Ia juga menyampaikan harapan untuk masa depan yang lebih cerah bagi keluarganya dan anak-anak yang mengalami kekejaman perang, serta mengajak masyarakat untuk membantu pengungsi Palestina dan meringankan penderitaan mereka.
“Momen paling menyakitkan malam itu adalah saat melihatnya terbakar di depan mata semua orang, dan tidak ada yang bisa menolong. Api menghanguskan segalanya, dan tak seorang pun bisa mendekat karena kobaran yang begitu besar,” kenang adiknya.
Meskipun didera berbagai kesulitan akibat perang dan blokade Israel, Shaaban tetap berpegang teguh pada impiannya. Ia menghafal kitab suci Al-Qur’an dan bercita-cita membangun masa depan yang lebih baik bagi dirinya dan keluarganya. Shaaban bekerja tanpa kenal lelah untuk membantu keluarganya menghadapi situasi perang yang menghancurkan, menurut penuturan adiknya.
“Seminggu sebelum dia meninggal, Shaaban sempat membaca Al-Qur’an di masjid dekat Rumah Sakit Al-Aqsa Martyrs. Ia menyelesaikan bacaan sekitar pukul 1 pagi, dan setengah jam kemudian, pesawat tempur Israel membombardir masjid tersebut. Dia selamat secara ajaib dari serangan itu,” tambahnya.
Shaaban mengalami luka ringan dalam serangan itu. Ia kembali ke tenda tempat keluarganya tinggal di halaman rumah sakit, tidak menyadari bahwa beberapa hari kemudian, ia akan bersatu kembali dengan teman-temannya dari masjid.
Israel terus melakukan serangan brutal di Gaza setelah serangan lintas batas oleh kelompok Palestina, Hamas, pada 7 Oktober tahun lalu, meskipun Dewan Keamanan PBB telah menyerukan gencatan senjata segera.
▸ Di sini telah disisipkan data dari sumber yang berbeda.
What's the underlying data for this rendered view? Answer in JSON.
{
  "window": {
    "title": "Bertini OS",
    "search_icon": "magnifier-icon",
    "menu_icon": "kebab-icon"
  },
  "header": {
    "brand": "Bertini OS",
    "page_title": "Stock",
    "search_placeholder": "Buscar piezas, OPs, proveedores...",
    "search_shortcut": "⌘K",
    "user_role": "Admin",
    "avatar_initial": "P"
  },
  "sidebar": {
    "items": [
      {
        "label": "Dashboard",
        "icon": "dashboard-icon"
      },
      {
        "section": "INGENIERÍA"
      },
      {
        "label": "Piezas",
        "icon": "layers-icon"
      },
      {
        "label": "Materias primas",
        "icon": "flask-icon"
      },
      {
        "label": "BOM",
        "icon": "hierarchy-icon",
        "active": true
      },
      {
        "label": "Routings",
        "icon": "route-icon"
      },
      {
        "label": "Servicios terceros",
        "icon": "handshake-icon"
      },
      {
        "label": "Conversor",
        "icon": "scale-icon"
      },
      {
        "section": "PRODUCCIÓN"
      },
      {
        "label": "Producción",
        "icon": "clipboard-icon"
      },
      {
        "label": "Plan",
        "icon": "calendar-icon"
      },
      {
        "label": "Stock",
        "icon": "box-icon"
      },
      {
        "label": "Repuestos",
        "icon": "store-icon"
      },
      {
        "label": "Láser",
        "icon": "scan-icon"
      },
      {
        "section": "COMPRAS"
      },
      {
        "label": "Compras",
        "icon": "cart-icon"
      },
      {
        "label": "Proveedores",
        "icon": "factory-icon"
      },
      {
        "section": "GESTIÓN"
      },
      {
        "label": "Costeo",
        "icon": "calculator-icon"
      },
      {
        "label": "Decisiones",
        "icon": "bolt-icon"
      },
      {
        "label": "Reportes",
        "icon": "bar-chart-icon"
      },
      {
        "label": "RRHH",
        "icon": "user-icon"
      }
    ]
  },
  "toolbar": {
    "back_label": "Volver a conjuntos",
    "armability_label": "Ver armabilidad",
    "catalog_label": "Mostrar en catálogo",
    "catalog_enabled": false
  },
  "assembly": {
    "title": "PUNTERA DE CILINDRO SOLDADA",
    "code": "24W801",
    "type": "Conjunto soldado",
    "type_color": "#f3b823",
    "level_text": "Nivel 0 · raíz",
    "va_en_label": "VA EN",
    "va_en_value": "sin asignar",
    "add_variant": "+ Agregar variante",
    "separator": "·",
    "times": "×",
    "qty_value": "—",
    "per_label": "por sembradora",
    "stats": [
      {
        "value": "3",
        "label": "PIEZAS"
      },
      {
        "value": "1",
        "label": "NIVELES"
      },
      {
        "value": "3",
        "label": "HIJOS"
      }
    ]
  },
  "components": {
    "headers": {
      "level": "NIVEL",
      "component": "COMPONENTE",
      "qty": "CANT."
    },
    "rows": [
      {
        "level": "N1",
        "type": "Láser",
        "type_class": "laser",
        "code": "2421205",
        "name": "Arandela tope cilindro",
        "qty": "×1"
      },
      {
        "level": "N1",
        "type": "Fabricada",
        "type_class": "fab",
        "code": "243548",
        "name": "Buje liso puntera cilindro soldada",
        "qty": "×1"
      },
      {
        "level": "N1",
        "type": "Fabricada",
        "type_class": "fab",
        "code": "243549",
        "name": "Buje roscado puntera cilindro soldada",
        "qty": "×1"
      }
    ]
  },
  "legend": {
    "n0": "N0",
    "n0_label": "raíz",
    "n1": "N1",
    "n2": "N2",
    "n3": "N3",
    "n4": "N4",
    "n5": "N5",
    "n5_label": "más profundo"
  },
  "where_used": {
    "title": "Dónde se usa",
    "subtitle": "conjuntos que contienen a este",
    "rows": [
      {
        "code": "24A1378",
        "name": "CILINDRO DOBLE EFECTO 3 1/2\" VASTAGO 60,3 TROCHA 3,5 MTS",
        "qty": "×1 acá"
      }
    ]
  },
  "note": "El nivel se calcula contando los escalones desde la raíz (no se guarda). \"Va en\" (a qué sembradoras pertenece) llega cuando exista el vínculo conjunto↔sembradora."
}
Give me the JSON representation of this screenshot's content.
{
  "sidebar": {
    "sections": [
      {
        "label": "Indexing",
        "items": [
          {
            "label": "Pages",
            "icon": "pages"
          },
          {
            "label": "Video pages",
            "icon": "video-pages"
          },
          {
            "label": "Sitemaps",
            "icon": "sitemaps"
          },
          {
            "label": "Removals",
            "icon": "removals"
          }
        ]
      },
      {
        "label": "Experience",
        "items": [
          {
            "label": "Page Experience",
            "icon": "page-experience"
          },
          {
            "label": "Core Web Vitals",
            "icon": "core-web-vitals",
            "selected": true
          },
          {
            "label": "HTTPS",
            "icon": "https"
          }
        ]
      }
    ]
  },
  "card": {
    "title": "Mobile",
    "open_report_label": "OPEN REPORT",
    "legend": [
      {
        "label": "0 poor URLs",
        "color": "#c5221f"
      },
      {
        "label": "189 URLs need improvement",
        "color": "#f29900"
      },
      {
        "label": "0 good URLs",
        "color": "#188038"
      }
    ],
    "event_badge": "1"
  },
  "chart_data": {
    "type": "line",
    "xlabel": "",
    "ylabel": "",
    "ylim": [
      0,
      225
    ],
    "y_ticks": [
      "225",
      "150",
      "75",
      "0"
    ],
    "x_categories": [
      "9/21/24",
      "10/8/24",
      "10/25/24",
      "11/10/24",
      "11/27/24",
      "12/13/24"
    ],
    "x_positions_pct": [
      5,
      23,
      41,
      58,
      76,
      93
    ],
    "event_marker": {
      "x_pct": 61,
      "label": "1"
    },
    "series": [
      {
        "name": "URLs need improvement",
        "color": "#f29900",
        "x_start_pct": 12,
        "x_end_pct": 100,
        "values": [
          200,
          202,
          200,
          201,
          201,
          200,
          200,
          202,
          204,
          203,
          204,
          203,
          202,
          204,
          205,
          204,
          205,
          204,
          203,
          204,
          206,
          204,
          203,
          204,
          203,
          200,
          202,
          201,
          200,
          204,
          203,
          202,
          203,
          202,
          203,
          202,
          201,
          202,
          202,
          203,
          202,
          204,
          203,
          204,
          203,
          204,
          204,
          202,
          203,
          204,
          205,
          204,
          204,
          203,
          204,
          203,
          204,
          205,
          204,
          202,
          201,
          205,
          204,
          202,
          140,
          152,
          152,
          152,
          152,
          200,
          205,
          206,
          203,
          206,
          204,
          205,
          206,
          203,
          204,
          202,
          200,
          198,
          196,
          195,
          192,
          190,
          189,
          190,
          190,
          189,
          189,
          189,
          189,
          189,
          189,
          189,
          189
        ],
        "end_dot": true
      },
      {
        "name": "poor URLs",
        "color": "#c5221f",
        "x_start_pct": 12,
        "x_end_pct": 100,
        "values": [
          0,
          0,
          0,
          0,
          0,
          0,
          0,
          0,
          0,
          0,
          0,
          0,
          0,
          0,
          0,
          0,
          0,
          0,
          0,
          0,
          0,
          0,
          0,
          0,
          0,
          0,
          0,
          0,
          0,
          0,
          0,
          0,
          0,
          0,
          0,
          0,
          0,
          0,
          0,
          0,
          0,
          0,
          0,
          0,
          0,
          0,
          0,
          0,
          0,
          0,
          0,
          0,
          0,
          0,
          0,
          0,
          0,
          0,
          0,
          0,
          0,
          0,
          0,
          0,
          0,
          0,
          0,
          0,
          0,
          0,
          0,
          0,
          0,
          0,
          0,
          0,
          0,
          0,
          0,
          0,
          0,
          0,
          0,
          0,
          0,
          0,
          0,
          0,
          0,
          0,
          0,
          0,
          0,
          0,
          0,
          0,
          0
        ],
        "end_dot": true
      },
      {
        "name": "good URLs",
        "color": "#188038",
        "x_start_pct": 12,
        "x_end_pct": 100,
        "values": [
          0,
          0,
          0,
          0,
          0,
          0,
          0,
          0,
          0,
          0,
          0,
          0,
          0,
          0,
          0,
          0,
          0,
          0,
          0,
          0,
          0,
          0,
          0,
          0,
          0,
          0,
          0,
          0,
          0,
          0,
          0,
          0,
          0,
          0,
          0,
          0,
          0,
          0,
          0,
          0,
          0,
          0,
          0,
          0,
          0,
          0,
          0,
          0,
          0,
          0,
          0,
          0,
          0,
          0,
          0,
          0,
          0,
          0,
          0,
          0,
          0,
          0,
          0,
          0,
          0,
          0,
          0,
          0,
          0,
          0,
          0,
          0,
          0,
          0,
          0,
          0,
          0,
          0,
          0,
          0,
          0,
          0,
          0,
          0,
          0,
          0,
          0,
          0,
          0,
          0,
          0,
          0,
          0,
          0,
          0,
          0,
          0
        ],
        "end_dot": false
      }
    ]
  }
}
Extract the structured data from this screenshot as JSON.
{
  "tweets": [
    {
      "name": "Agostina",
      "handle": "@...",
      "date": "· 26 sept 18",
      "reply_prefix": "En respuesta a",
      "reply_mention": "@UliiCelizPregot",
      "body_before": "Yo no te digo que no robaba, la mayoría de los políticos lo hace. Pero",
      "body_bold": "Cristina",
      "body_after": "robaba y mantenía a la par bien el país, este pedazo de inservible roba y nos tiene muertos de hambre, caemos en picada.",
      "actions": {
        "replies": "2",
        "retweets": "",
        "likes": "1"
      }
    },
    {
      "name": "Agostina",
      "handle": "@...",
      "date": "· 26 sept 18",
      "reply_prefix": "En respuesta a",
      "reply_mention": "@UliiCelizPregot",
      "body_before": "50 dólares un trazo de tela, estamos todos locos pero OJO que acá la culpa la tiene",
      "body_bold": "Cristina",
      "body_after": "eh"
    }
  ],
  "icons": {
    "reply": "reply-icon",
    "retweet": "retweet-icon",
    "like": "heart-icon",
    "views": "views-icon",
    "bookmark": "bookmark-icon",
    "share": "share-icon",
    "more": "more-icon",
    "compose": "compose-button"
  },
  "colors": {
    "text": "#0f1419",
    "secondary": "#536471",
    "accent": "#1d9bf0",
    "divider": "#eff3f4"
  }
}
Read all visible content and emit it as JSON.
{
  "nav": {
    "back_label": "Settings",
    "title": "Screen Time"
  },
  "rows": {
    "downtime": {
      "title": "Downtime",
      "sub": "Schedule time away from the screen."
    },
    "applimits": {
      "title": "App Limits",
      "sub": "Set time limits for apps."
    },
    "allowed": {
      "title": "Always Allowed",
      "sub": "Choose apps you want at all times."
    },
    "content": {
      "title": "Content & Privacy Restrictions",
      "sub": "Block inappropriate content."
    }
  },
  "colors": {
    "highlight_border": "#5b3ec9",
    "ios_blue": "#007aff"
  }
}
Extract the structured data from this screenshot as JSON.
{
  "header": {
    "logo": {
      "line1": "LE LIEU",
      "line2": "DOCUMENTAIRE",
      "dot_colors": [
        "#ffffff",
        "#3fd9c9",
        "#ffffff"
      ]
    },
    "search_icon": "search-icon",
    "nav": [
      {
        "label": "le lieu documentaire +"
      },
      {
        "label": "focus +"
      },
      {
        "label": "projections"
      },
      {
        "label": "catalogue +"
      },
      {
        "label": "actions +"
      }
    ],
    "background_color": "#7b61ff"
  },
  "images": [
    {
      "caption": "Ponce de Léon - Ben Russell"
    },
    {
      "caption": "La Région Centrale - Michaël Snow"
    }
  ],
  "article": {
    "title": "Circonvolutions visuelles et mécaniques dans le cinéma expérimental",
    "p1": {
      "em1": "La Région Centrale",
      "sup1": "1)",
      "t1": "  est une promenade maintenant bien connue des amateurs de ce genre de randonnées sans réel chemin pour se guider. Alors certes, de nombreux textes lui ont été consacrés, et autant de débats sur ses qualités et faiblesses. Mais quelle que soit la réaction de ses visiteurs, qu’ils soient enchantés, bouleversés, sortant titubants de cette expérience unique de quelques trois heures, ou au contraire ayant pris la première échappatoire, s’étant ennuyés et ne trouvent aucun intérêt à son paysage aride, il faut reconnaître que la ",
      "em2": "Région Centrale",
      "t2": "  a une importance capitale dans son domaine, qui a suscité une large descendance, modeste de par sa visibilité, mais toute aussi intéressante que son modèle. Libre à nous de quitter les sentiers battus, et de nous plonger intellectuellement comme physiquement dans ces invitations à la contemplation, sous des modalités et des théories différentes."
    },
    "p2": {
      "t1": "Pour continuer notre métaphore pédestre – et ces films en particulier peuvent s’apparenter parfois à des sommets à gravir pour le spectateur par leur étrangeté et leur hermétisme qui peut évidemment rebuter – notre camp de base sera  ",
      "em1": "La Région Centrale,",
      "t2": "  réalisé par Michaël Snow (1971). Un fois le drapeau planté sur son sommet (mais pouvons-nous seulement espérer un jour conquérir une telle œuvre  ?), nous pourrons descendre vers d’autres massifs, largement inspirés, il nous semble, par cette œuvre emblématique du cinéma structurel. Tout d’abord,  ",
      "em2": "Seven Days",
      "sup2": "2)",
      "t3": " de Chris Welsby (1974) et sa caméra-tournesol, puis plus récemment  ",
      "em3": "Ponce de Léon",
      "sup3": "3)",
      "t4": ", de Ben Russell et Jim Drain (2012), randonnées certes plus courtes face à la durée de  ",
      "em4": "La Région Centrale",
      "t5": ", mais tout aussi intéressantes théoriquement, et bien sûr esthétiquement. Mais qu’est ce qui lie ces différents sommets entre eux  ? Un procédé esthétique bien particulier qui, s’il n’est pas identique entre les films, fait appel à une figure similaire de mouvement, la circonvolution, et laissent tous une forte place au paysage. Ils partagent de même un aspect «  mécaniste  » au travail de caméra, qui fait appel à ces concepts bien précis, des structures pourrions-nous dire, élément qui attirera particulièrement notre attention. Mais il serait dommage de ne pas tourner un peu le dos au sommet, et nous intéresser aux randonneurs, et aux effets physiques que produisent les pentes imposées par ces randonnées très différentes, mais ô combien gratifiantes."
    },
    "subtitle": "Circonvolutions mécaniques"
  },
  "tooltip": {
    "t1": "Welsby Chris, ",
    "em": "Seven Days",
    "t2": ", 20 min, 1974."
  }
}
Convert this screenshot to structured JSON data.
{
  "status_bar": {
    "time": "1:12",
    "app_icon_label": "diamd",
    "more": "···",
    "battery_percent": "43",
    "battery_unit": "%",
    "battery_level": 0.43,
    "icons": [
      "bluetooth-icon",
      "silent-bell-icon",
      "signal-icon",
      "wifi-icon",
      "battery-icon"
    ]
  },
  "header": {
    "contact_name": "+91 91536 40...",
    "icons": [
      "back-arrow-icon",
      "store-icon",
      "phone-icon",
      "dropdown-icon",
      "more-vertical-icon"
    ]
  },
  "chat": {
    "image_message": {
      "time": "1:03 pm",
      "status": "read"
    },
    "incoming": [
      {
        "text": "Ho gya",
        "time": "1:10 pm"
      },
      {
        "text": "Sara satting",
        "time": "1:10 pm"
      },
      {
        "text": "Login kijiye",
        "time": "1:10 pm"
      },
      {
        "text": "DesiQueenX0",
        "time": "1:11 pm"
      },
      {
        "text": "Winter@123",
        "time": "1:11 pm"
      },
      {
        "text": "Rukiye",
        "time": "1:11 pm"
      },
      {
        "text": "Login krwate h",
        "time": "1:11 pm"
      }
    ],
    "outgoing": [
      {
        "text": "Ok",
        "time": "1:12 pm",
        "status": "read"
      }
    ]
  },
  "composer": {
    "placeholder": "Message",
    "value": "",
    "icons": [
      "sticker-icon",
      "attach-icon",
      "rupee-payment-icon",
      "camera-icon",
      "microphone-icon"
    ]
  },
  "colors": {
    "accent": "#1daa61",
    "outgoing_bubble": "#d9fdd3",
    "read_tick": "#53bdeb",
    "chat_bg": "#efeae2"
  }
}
Hampir 42.400 orang telah tewas, sebagian besar adalah wanita dan anak-anak, serta lebih dari 99.000 lainnya terluka, menurut otoritas kesehatan setempat. Serangan Israel juga telah menyebabkan hampir seluruh populasi Jalur Gaza mengungsi, di tengah blokade yang berlangsung lama dan menyebabkan kelangkaan makanan, air bersih, serta obat-obatan.
Israel kini menghadapi gugatan genosida di Mahkamah Internasional atas tindakannya di Gaza.